Real Estate Investment Basics
Real estate investing is a popular way to earn a side income for some people and is a full-time gig for others. Before you consider going into real estate investing, you should understand that it takes time and financial resources just like any other type of business. That said, the initial output of cash might not be as high as you would expect. We outline some of the most common ways people finance their real estate investing ventures below.

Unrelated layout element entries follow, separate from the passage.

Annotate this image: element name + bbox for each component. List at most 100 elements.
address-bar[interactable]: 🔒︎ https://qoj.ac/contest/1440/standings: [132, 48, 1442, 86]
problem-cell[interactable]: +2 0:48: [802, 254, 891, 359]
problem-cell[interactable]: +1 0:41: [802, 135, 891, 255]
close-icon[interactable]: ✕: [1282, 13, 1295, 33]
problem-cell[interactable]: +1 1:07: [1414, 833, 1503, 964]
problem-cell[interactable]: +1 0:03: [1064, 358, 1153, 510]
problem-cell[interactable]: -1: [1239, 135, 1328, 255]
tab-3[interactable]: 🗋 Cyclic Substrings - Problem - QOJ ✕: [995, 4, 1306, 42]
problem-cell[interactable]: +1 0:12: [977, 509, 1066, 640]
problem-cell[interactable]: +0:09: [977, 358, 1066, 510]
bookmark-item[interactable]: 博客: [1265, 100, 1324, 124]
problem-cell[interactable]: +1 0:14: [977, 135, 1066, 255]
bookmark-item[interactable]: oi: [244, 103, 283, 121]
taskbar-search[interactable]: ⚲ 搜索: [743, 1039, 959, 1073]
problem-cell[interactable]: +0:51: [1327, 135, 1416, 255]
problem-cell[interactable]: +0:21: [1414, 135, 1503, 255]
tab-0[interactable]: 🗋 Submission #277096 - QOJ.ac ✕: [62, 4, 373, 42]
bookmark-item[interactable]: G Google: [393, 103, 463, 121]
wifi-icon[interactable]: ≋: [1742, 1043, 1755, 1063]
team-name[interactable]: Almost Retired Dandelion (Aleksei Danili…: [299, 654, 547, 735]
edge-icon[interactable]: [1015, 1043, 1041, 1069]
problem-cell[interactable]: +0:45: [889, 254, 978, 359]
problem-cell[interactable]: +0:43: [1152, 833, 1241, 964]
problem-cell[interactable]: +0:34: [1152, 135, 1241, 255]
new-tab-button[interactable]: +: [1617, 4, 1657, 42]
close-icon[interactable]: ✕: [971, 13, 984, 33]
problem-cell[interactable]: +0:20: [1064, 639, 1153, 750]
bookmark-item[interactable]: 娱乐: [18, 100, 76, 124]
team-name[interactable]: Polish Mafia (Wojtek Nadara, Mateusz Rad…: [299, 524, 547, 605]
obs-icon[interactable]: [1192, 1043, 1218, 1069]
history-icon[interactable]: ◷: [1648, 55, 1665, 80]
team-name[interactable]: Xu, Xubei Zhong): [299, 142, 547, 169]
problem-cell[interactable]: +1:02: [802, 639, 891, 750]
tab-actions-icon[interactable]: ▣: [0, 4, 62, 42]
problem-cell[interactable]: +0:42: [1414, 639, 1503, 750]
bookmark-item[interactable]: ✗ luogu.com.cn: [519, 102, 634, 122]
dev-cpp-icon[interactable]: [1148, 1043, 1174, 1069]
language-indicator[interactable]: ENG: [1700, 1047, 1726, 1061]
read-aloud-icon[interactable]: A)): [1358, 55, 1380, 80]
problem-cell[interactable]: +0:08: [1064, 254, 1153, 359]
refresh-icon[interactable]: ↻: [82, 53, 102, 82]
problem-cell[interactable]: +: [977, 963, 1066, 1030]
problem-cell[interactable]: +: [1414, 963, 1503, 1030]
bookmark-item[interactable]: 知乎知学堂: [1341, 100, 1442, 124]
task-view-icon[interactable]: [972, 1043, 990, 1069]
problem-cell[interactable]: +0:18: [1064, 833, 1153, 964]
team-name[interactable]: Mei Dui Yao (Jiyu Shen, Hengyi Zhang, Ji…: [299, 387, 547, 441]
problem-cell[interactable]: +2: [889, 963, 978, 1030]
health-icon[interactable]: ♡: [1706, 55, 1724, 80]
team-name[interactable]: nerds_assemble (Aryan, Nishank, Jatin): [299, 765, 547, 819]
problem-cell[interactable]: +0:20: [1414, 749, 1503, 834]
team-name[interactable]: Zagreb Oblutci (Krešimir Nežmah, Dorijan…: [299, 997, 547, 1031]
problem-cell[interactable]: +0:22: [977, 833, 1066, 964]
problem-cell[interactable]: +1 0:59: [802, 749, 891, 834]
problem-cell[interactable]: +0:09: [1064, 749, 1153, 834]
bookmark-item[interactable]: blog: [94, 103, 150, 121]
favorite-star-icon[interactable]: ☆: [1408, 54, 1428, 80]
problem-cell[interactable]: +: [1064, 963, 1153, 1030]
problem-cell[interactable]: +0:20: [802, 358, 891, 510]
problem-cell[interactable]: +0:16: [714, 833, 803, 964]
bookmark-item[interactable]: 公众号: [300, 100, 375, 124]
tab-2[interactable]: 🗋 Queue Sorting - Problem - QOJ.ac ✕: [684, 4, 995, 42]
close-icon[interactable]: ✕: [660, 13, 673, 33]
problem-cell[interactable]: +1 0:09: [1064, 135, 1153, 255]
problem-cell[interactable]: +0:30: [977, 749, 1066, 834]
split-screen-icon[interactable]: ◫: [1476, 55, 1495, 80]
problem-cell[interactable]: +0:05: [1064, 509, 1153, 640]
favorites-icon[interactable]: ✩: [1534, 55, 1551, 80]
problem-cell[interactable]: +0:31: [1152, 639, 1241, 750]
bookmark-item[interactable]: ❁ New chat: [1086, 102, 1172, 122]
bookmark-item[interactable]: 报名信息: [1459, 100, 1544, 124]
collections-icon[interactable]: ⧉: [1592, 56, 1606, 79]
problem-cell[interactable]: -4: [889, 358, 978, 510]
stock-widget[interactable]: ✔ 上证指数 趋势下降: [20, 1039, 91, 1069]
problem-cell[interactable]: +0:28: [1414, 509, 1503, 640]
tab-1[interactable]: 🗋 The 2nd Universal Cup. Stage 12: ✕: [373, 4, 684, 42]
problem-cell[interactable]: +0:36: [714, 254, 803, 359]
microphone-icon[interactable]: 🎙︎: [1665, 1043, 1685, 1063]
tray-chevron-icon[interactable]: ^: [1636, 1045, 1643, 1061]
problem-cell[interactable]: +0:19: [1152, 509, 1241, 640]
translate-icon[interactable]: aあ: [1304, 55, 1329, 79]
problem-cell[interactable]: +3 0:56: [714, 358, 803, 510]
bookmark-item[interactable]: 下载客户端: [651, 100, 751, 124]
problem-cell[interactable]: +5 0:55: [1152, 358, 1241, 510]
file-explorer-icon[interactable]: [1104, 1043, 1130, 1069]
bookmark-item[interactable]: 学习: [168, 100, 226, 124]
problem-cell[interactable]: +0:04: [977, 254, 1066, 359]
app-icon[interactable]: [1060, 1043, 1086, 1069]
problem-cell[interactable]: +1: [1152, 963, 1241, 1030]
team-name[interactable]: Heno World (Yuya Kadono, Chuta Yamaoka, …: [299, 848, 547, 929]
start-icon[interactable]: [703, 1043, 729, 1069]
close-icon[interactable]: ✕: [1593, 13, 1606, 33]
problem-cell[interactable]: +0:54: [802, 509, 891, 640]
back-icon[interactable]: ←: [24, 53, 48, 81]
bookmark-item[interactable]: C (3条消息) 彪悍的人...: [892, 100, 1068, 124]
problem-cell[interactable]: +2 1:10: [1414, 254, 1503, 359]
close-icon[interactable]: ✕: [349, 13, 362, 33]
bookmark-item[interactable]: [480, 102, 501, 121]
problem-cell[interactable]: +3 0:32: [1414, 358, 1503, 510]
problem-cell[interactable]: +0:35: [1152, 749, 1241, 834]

Options for Financing a Real Estate Investment
People buying their own home typically don’t have enough cash on hand to pay in full when the ownership transfers to them. The same is often true of real estate investors. After you locate one or more properties you want to invest in, you may need to secure financing through a traditional mortgage loan. This could be an especially good option with interest rates so low right now since it allows you to maintain your cash flow. You should expect to put down at least 20 percent on each property you buy and then finance the rest with a conventional mortgage.
Owner financing can be an attractive option if you don’t want to deal with applying for a loan and you find a seller willing to accept the arrangement. However, the seller should own the home free and clear without a mortgage or any liens against the property. You would make monthly payments to the seller directly. Keep in mind, though, that you do not technically own the house you’re using for real estate investing purposes until you have paid the seller in full.
If you currently own your own home, you might consider taking advantage of a home equity line of credit. This loan uses the equity percentage of your home as a basis for the amount you qualify to receive. Of course, you will need to have good credit and meet all other bank requirements as well.